Hydrodynamic pursuit by cognitive self-steering microswimmers

TL;DR

This study investigates how synthetic microswimmers can pursue targets using hydrodynamic interactions and limited sensing, demonstrating stable pursuit strategies and mutual influence on motion.

Contribution

It introduces a model for pursuit strategies in microswimmers with hydrodynamic steering, highlighting how different propulsion types and adaptation schemes enable stable pursuit.

Findings

Stable pursuit states depend on propulsion type and steering scheme.

Mutual influence affects trajectories and pursuit stability.
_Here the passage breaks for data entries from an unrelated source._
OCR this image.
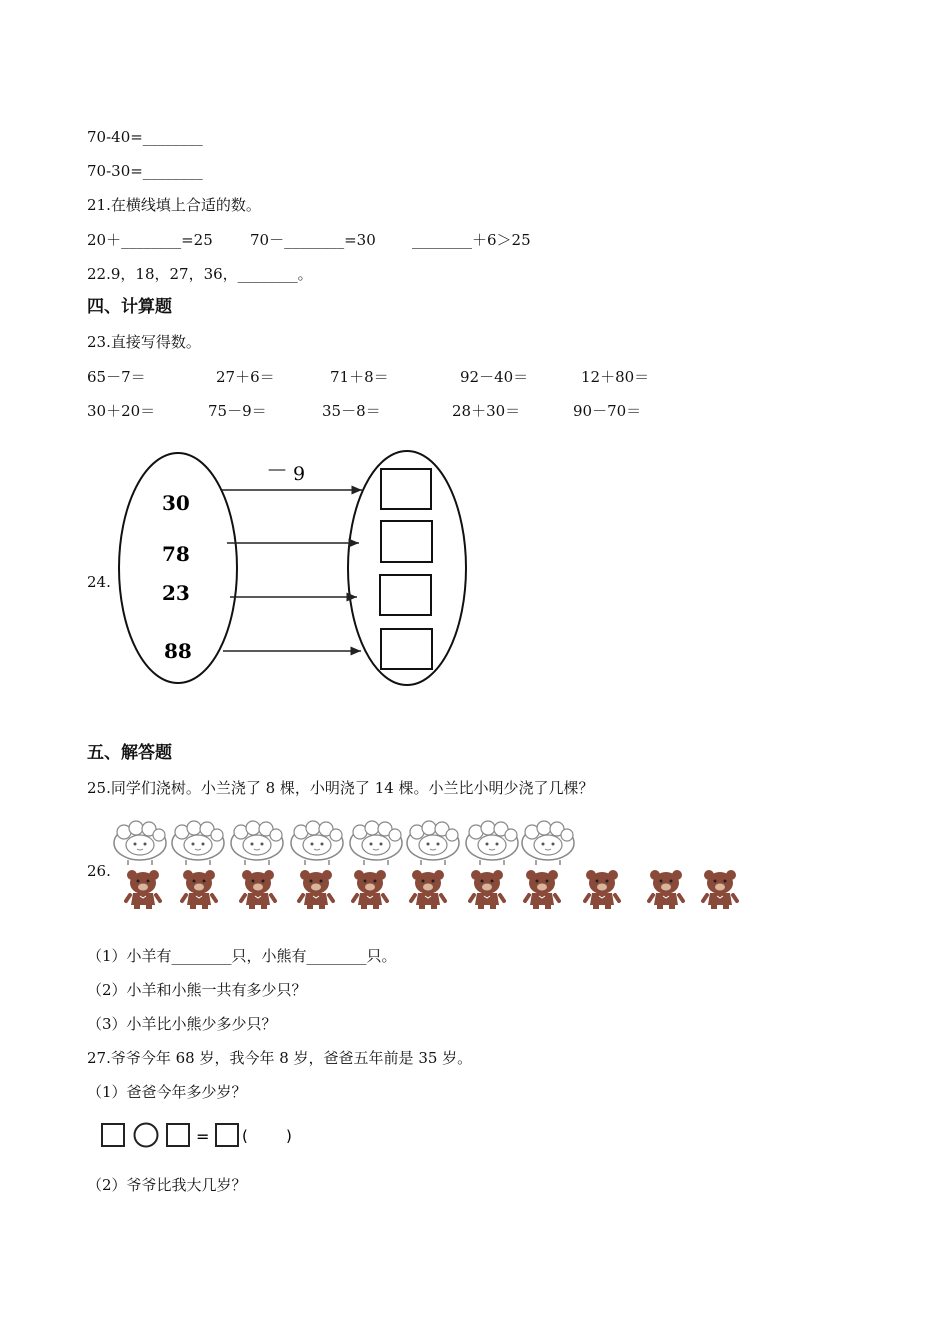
70-40=________
70-30=________
21.在横线填上合适的数。
20＋________=25 70－________=30 ________＋6＞25
22.9，18，27，36，________。
四、计算题
23.直接写得数。
65－7＝	27＋6＝	71＋8＝	92－40＝	12＋80＝
30＋20＝	75－9＝	35－8＝	28＋30＝	90－70＝
24.
－ 9
30
78
23
88
五、解答题
25.同学们浇树。小兰浇了 8 棵，小明浇了 14 棵。小兰比小明少浇了几棵？
26.
（1）小羊有________只，小熊有________只。
（2）小羊和小熊一共有多少只？
（3）小羊比小熊少多少只？
27.爷爷今年 68 岁，我今年 8 岁，爸爸五年前是 35 岁。
（1）爸爸今年多少岁？
= (	)
（2）爷爷比我大几岁？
Hydrodynamic interactions enable cooperative pursuit behaviors.

Abstract

The properties of biological microswimmers are to a large extent determined by fluid-mediated interactions, which govern their propulsion, perception of their surrounding, and the steering of their motion for feeding or in pursuit. Transferring similar functionalities to synthetic microswimmers poses major challenges, and the design of favorable steering and pursuit strategies is fundamental in such an endeavor. Here, we apply a squirmer model to investigate the pursuit of pursuer-target pairs with an implicit sensing mechanism and limited hydrodynamic steering abilities of the pursuer. Two hydrodynamic steering strategies are applied for the pursuer's propulsion direction by adaptation of its surface flow field, (i) reorientation toward the target with limited maneuverability, and (ii) alignment with the target's propulsion direction combined with speed adaptation. Depending on the nature of the microswimmer propulsion (puller, pusher) and the velocity-adaptation scheme, stable cooperatively moving states can be achieved, characterized by specific squirmer arrangements and controllable trajectories. Importantly, pursuer and target mutually affect their motion and trajectories.